Itulah sebabnya pada ibu hamil, anemia defisiensi merupakan problem yang sangat serius, sebab dia harus mentransfer zat besi sebesar 600 mg kepada janinnya.

Kendati demikian Dr.Cosphiadi mengingatkan agar kita teliti dalam memilih suplemen. Suplemen berlapis gula disertai multivitamin sebenarnya tidak tepat. Dalam 250 gram tablet gula, hanya 10 % dari 60 gram besi yang diserap tubuh, karena diambil oleh usus dan proses pencernaan lain. Penyerapan besi terbaik ada di usus kecil. Tablet yang isinya macam-macam akan sulit dicerna.
Besi sensitif sekali, harus dikonsumsi sebelum makan atau 2 jam sesudah makan saat perut kosong. Kalau zat besi terkena teh, kopi, kacang-kacangan, susu dan obat-obat antasida, maka akan terikat dan tidak diserap oleh tubuh.

Karena itu tidak setiap kondisi anemia harus minum suplemen.  Kalau tubuh tidak respon, nanti malah menambah racun dalam tubuh. Ingat zat besi adalah radikal bebas yang bisa menimbulkan kerusakan dan mengendap di jaringan.

Mengapa demikian? Tidak semua orang bisa mentoleransi besi. Pada kondisi tertentu,besi harus masuk ke tubuh dengan cara lain, misalnya lewat infus. Tentu penyebabnyaharus dicari tahu. Dengan demikian sumber kehilangan besi diatasi dan besi yang masuk bisa menggantikan yang hilang.
Boleh saja mengonsumsi suplemen zat besi selama memang ada indikasi anemia. Namun asupan besi yang berlebihan juga tidak baik untuk kesehatan.

Menurut Dr.Johanes, makanan yang efektif untuk penderita anemia adalah makanan yang banyak mengandung zat besi yang mudah diserap oleh tubuh,seperti daging merah (kambing dan sapi) serta hati ayam. Sayuran seperti bayam dan sayuran hijau lain juga mengandung zat besi, namun dalam bentuk yang lebih sulit diserap oleh tubuh.

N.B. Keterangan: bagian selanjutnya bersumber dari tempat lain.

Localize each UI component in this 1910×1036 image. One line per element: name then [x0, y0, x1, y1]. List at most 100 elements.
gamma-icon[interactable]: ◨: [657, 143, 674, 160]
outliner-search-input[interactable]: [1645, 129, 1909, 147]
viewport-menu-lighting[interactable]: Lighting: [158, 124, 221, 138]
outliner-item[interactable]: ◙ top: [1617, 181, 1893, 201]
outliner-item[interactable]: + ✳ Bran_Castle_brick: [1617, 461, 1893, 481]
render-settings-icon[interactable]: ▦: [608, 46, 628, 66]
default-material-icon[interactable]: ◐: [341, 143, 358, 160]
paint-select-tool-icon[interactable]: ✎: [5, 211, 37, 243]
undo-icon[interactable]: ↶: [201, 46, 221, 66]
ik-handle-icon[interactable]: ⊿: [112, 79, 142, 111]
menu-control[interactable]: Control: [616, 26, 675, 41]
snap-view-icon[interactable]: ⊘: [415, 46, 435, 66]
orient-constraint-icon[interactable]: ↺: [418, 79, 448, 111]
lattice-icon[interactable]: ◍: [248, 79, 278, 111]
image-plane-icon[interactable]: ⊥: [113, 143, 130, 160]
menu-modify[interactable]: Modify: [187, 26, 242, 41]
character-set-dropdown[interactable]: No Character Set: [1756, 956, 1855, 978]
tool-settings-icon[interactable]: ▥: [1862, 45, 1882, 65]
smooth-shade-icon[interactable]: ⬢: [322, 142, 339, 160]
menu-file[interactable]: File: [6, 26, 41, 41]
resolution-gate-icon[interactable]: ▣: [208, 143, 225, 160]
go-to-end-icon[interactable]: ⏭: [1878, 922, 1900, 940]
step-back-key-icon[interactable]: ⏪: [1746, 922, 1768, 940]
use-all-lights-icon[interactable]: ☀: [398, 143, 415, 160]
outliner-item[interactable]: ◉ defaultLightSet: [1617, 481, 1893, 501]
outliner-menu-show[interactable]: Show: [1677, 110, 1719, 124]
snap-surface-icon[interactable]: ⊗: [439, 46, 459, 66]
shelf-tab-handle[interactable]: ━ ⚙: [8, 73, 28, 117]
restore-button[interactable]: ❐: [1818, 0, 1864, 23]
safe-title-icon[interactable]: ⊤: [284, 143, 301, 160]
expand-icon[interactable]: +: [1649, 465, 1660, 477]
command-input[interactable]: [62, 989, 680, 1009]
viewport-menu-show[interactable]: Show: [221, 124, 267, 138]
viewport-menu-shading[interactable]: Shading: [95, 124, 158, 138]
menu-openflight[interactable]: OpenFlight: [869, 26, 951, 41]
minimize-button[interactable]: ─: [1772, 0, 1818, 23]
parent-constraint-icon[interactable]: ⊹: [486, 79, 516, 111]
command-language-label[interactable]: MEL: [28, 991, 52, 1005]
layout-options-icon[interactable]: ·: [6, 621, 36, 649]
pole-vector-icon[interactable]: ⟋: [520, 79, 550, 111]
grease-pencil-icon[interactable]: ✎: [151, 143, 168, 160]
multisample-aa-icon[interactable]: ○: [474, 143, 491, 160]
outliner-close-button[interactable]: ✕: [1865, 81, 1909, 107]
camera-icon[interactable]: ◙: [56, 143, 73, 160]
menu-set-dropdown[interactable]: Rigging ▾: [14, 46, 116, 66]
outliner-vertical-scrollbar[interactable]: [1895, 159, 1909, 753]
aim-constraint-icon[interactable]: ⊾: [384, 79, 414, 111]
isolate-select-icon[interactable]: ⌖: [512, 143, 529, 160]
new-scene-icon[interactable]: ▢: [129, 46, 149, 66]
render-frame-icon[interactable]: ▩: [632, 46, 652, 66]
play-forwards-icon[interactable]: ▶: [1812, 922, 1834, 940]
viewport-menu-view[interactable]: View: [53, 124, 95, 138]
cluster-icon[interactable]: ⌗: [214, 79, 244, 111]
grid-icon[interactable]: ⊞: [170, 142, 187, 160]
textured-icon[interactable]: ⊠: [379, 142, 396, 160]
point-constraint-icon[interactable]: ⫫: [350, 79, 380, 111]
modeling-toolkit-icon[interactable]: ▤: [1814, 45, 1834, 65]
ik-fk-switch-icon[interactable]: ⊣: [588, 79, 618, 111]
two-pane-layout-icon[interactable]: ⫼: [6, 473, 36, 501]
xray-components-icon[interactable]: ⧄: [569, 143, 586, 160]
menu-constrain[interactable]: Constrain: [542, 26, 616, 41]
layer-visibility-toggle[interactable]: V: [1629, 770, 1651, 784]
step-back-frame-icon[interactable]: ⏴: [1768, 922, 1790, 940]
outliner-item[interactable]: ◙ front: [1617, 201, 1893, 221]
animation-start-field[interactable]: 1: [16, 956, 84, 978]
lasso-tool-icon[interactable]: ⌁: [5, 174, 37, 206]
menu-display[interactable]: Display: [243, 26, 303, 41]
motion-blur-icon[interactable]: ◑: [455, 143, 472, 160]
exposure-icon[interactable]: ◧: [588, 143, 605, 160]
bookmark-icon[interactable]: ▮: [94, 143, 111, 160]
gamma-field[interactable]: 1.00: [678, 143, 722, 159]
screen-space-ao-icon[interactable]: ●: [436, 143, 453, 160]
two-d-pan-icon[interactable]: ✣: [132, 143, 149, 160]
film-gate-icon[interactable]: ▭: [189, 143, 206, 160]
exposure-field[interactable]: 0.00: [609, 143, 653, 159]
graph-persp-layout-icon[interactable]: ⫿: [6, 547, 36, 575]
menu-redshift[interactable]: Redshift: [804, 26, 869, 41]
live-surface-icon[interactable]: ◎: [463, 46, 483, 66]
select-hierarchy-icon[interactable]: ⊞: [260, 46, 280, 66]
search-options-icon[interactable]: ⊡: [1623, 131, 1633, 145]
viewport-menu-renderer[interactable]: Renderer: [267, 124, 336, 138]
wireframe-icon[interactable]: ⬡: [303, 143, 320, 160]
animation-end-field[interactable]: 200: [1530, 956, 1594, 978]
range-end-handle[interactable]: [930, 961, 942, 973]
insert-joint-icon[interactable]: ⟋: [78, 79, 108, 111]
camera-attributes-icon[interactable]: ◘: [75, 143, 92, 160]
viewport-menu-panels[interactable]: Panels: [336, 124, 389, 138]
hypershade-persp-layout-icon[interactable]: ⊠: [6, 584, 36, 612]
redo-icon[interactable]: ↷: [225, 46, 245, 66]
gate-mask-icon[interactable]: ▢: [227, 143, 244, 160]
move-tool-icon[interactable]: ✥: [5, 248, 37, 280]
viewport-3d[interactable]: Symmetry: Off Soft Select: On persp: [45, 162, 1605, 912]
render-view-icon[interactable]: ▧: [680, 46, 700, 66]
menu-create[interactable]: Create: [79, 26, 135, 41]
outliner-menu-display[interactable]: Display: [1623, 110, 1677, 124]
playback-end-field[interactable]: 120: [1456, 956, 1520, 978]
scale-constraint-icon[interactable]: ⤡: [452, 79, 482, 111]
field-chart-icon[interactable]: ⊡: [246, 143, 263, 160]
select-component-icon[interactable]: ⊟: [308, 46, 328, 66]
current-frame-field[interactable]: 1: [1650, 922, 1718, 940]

Karena itu untuk memperbaiki penyerapan zat besi dari sayuran, dianjurkan makan tablet vitamin C dosis rendah, yakni 50 - 100 mg, setiap selesai makan sayuran..
Kandungan besi protein hewani masih jauh lebih banyak ketimbang protein nabati, seperti pada ikan laut dan kerang.
Jika anda sudah mengonsumsi makanan dan suplemen tersebut namun anemia tetap berulang, segeralah berkonsultasi langsung dengan dokter.